Çift imzalı karikatürlerin mucidi sayılırdı aslında Gırgır Dergisi. Güzel bir espriyi onun anlatımına güç katacak, espirinin vuruculuğunu daha da arttıracak bir başka çizere çizdirilmesi sıradan uygulamalardan biriydi. Genellikle kapak ve vitrin sayılan üçüncü sayfadaki işlerde özellikle bu yol izlenirdi. Ayrı bir yazı ve tartışma konusu olabilecek Gırgır Dergisi’ne özgü bu uygulama, zaman içerisinde esprici, çizgici ve hem esprici hem de çizgici olarak nitelenebilecek karikatürcü tiplerinin oluşmasına neden olmuştu. Fakat buna rağmen işin ilginç yanı, Oğuz Abi herkesin kendi işini kendisinin çizmesinden yana olduğunu kanıtlamak istercesine, özellikle beğendiği esprileri önce sahibine çizdirmek için çabalardı. Hatta yine başka bir zaman Zıpır sayfası için beğendiği çok kareli bir esprimi ben o hafta gidemediğim için İlban Abi’ye çizdirmiş ve ertesi hafta gittiğimde adeta açıklama yapma ihtiyacı duyarak “Geç saate kadar seni bekledim, gelmeyince İlban’a çizdirmek zorunda kaldım” diyerek beni çok şaşırtmıştı. Ayrıca İlban Abi de esprimi öyle bir çizmişti ki bana “İyi ki gitmemişim” dedirtmişti.
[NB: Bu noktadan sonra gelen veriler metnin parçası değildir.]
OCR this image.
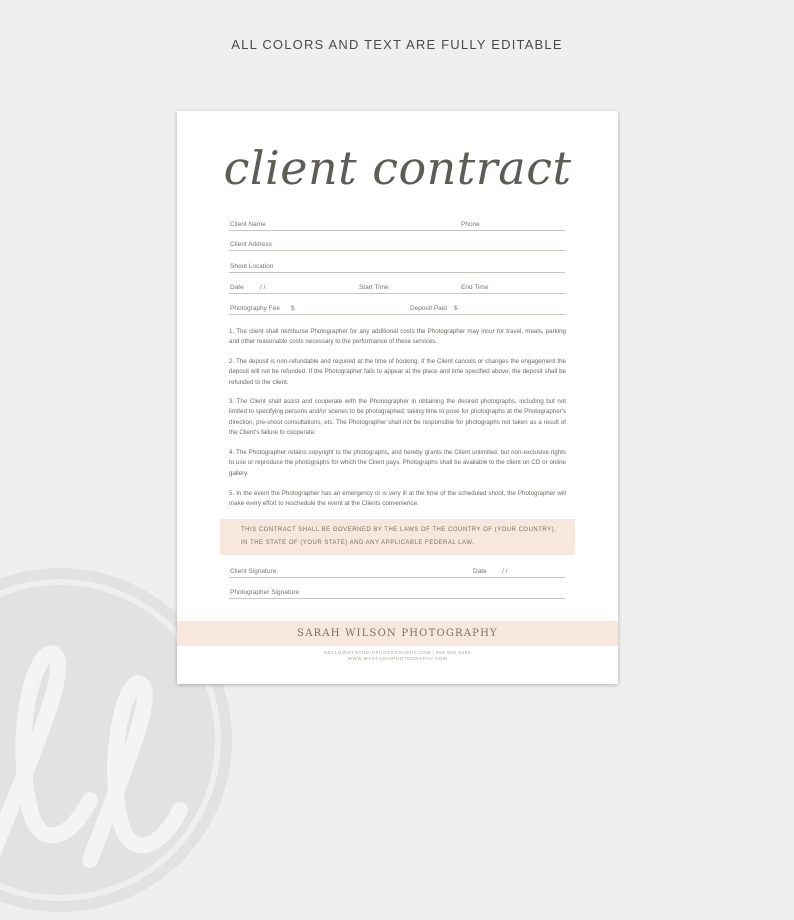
ALL COLORS AND TEXT ARE FULLY EDITABLE
client contract
Client Name	Phone
Client Address
Shoot Location
Date	/ /	Start Time	End Time
Photography Fee $	Deposit Paid $

1. The client shall reimburse Photographer for any additional costs the Photographer may incur for travel, meals, parking and other reasonable costs necessary to the performance of these services.

2. The deposit is non-refundable and required at the time of booking. If the Client cancels or changes the engagement the deposit will not be refunded. If the Photographer fails to appear at the place and time specified above, the deposit shall be refunded to the client.

3. The Client shall assist and cooperate with the Phonographer in obtaining the desired photographs, including but not limited to specifying persons and/or scenes to be photographed; taking time to pose for photographs at the Photographer's direction; pre-shoot consultations, etc. The Photographer shall not be responsible for photographs not taken as a result of the Client's failure to cooperate.

4. The Photographer retains copyright to the photographs, and hereby grants the Client unlimited, but non-exclusive rights to use or reproduce the photographs for which the Client pays. Photographs shall be available to the client on CD or online gallery.

5. In the event the Photographer has an emergency or is very ill at the time of the scheduled shoot, the Photographer will make every effort to reschedule the event at the Clients convenience.

THIS CONTRACT SHALL BE GOVERNED BY THE LAWS OF THE COUNTRY OF (YOUR COUNTRY),
IN THE STATE OF (YOUR STATE) AND ANY APPLICABLE FEDERAL LAW.
Client Signature	Date / /
Photographer Signature
SARAH WILSON PHOTOGRAPHY
HELLO@MYSTUDIOPHOTOGRAPHY.COM | 555.555.5555
WWW.MYSTUDIOPHOTOGRAPHY.COM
İşte Oğuz Abi bu kulaklardan biri olması kararlaştırılan espriyi de çok beğenmişti. O yüzden bana çizdirmeye kesin olarak karar vermişti. Konu basitti; Tepesine zil yerine minik bir ramazan davulu yerleştirilmiş küçük bir çalar saat sahur vakti tokmağı davula vurarak milleti uyandırıyor. Hani “Bu devirde davulcuya ne gerek var, kurarsın saatini kimseyi rahatsız etmeden kalkarsın” diye bir tartışma vardır ya. Sanırım bu espriyi o yüzden sevmişti. Hem modern zamanın çalar saati hem de geleneksel olan ramazan davulu. Bu karikatür her ikisini de bir arada barındırıyordu..
Sabaha kadar bu küçücük karikatürü kaç defa çizdim hatırlamıyorum. Acımasız gibi geliyor ama, en iyiyi en doğrusunu bulmak için en iyi yöntem buydu. Bir işi sile boza defalarca çizdiriyordu. Bazen hırslanıyor, kalemi alıyor kağıtla kavga edercesine kendisi çiziyordu. “İşte böyle çizmelisin” diyordu. Bakıyordum o da öncekilerin aynısıydı, sonra kendi çizdiğini bana vermeyerek çöpe atıyor ve “Git böyle çiz” diyordu.
Son yıllarda sanal alemde yeni çizerlere rastlıyorum. Çizdikleri karikatürlerdeki adamların tutamayan elleri, basamayan ayakları olan. El çizmeyi, ayak çizmeyi parça parça bir şekliyle öğrenmiş, sonra o parçaları bir araya getirdiğinde karikatürün de karikatürü adamlar çıkmış ortaya. Ama buna karşılık renkler, filtreler, efektler dijital olanakların hepsi sonuna kadar kullanılmış. Ama el çizemiyor, çizdiği el sakat. Çünkü öğrenmeye zamanı yok, gerek duymamış, kimse de öğretmemiş. Kulağıma “Karikatür kolay çizilebilen bir şey olmalıdır” gibi sözler de çalınıyor. Çizer profesyonelliği, araştırarak kurşun kalemle çizme, tarama ucu ve çini mürekkebi kullanma ustalığı gibi yıllarla kazanılan becerilere ise hiç gerek yok artık. Hatta gözümüzün önünde kağıt, kalem ve mürekkep bile devreden çıktı, hepimiz biliyoruz.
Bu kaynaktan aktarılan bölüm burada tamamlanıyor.